Best sound system, if that's not too strange a category, was the Harley Ultra Classic, the top of the range version of the Electra Glide which I will never forget riding to the North West 200 with Wagner's Ride of the Valkyries sending startled squirrels hurtling up trees.

Best sports bike was a tie between the Honda Fireblade and the Suzuki Hyabusa.

If bikes were people, the Fireblade would be a nymphomaniac, who'd been to a very good finishing school.

Honda has been tweaking, racing, thinking and doodling about this iconic motorcycle for so many years that the 2008 version is still the fastest thing on the planet short of a Eurofighter, but so smoothly manageable that it manages to make even a complete idiot know what he's doing.

The slipper clutch is superb, and the second generation steering damper works brilliantly at eliminating snatch or oversteer on your way into corners, even if the same idiot in you leaves your braking a bit too late.

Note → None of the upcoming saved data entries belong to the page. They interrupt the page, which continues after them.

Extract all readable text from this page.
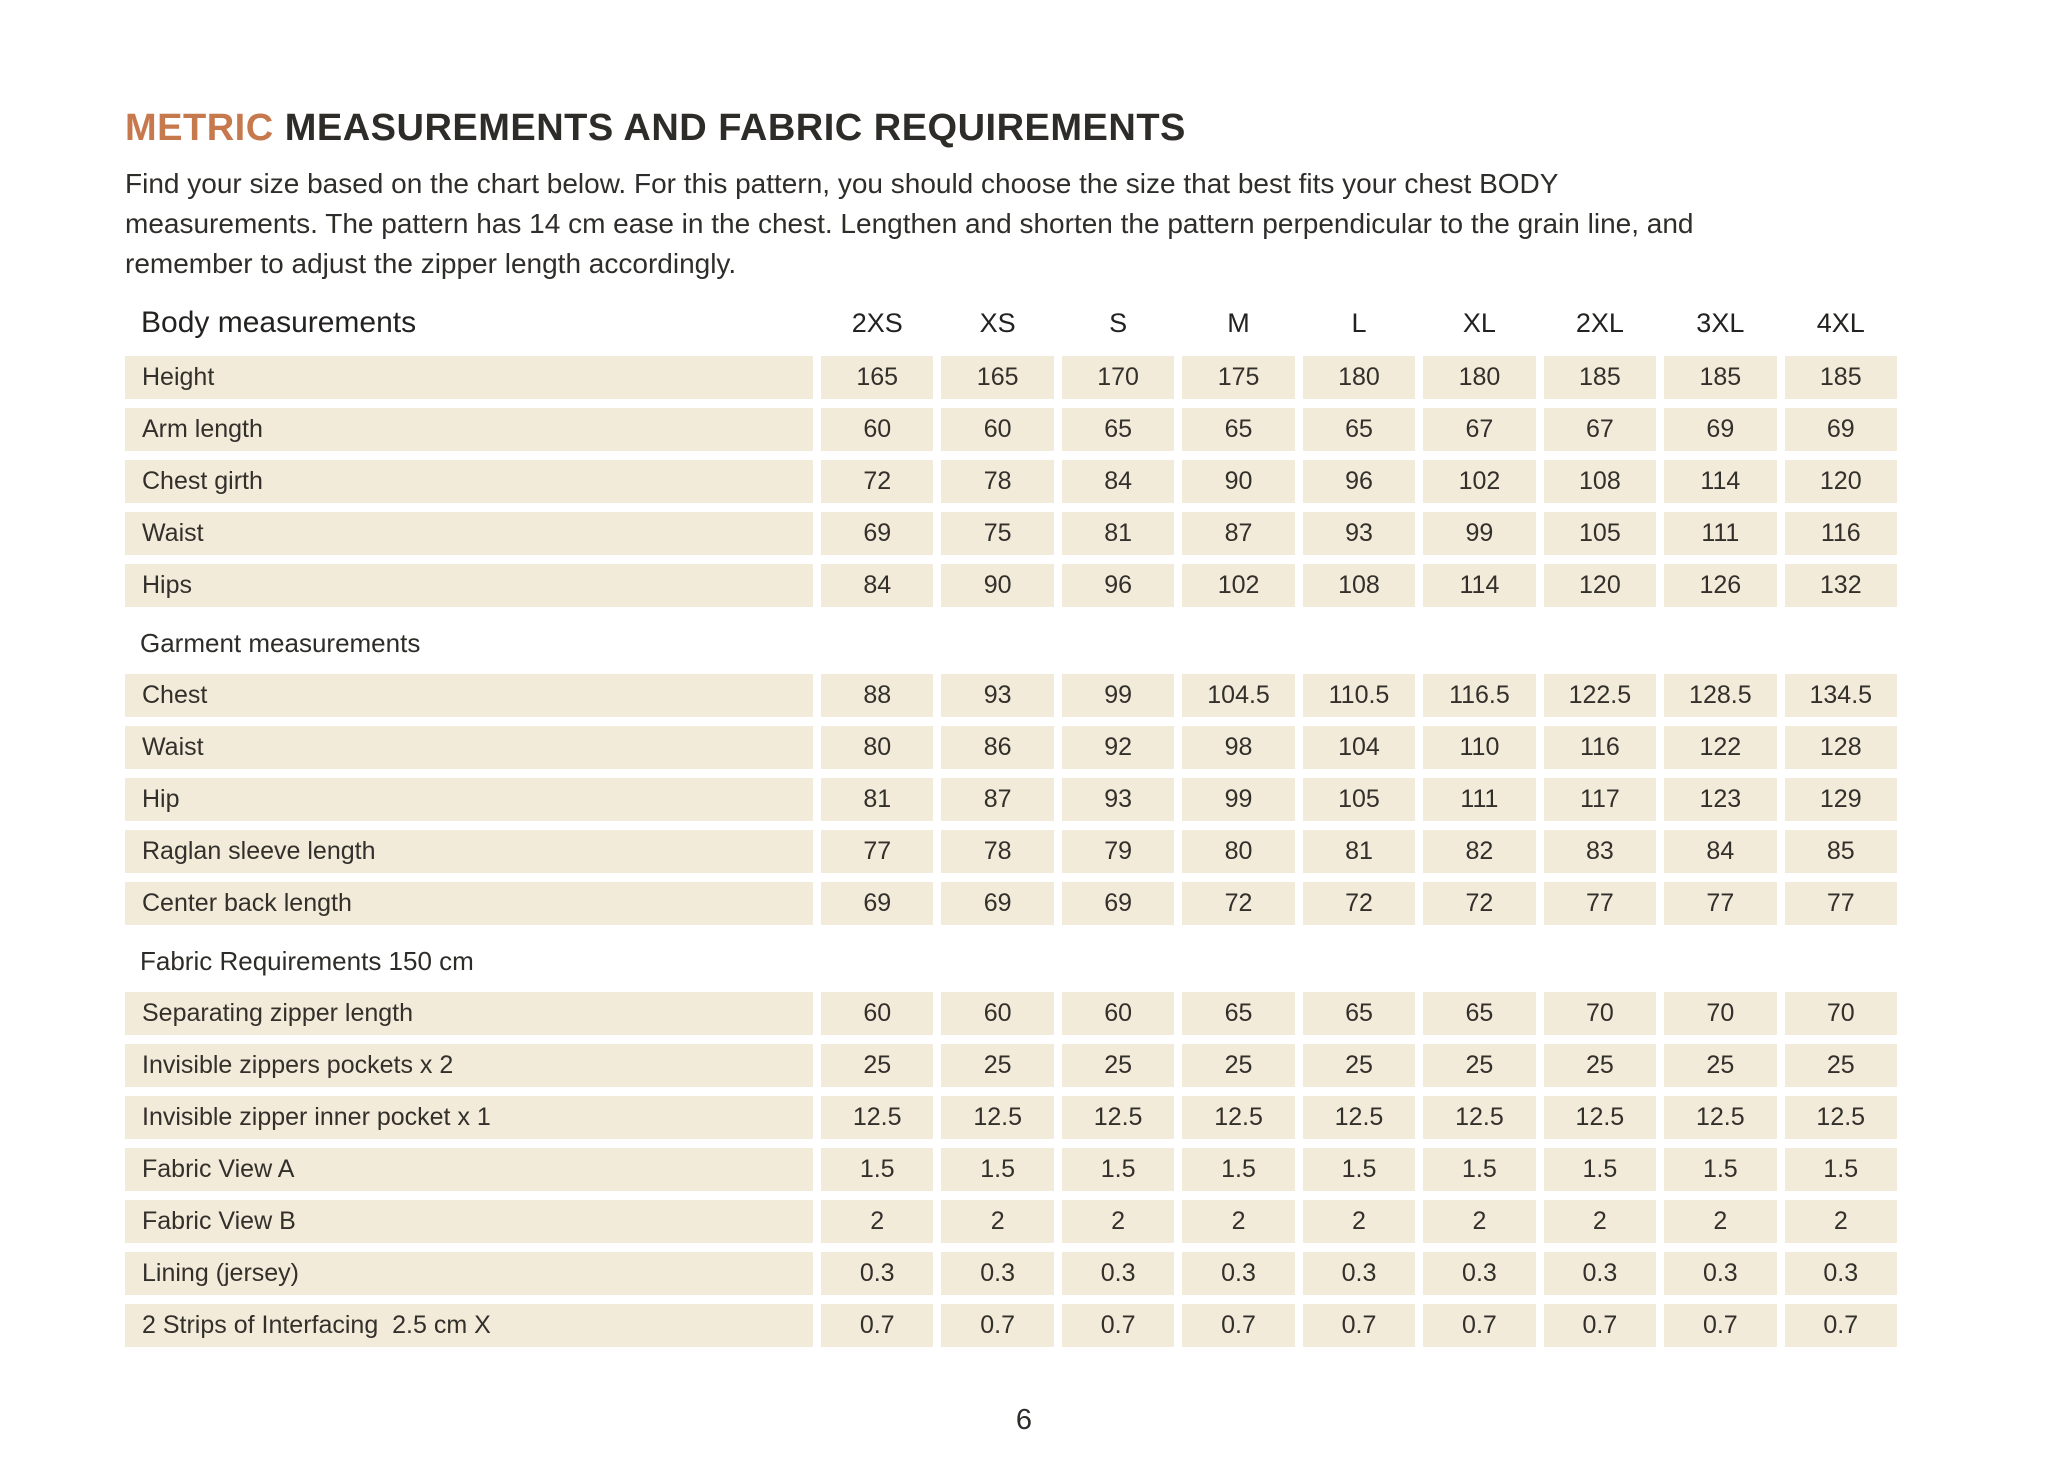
METRIC MEASUREMENTS AND FABRIC REQUIREMENTS

Find your size based on the chart below. For this pattern, you should choose the size that best fits your chest BODY measurements. The pattern has 14 cm ease in the chest. Lengthen and shorten the pattern perpendicular to the grain line, and remember to adjust the zipper length accordingly.

Body measurements	2XS	XS	S	M	L	XL	2XL	3XL	4XL
Height	165	165	170	175	180	180	185	185	185
Arm length	60	60	65	65	65	67	67	69	69
Chest girth	72	78	84	90	96	102	108	114	120
Waist	69	75	81	87	93	99	105	111	116
Hips	84	90	96	102	108	114	120	126	132
Garment measurements
Chest	88	93	99	104.5	110.5	116.5	122.5	128.5	134.5
Waist	80	86	92	98	104	110	116	122	128
Hip	81	87	93	99	105	111	117	123	129
Raglan sleeve length	77	78	79	80	81	82	83	84	85
Center back length	69	69	69	72	72	72	77	77	77
Fabric Requirements 150 cm
Separating zipper length	60	60	60	65	65	65	70	70	70
Invisible zippers pockets x 2	25	25	25	25	25	25	25	25	25
Invisible zipper inner pocket x 1	12.5	12.5	12.5	12.5	12.5	12.5	12.5	12.5	12.5
Fabric View A	1.5	1.5	1.5	1.5	1.5	1.5	1.5	1.5	1.5
Fabric View B	2	2	2	2	2	2	2	2	2
Lining (jersey)	0.3	0.3	0.3	0.3	0.3	0.3	0.3	0.3	0.3
2 Strips of Interfacing  2.5 cm X	0.7	0.7	0.7	0.7	0.7	0.7	0.7	0.7	0.7
6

The Hayabusa, meanwhile, was like a Fireblade on steroids, producing the best overtaking ability I've ever seen on a bike, not to mention incredibly planted handling and looks which are a hymn to the curve, a sweeping symphony of Gothic swoops which means that if Batman is ever looking for a replacement Batbike, he need look no further.

Which also makes it my most stylish bike of the year, just ahead of the Moto Guzzi Stelvio.

Only the Italians could make a big trailie look this sexy, never mind one which rides much better, for example, than its obvious rival, the more expensive BMW R1200GS.

Put it this way: if the Guzzi was a woman, you'd want to marry it and have its children, never mind the pain.

Scariest bike of the year? No contest: it has to be the Kawasaki ZX-10 Ninja. Until you get used to it, you spend much of your time aboard thinking: "I'm going to die, but I'm having so much fun I don't care."

And the overall winner?

Drum roll, please, Cyril. I think it has to be the Road King. Nothing else makes me want to walk over to it, zip up my leather jacket and head for the horizon quite as much.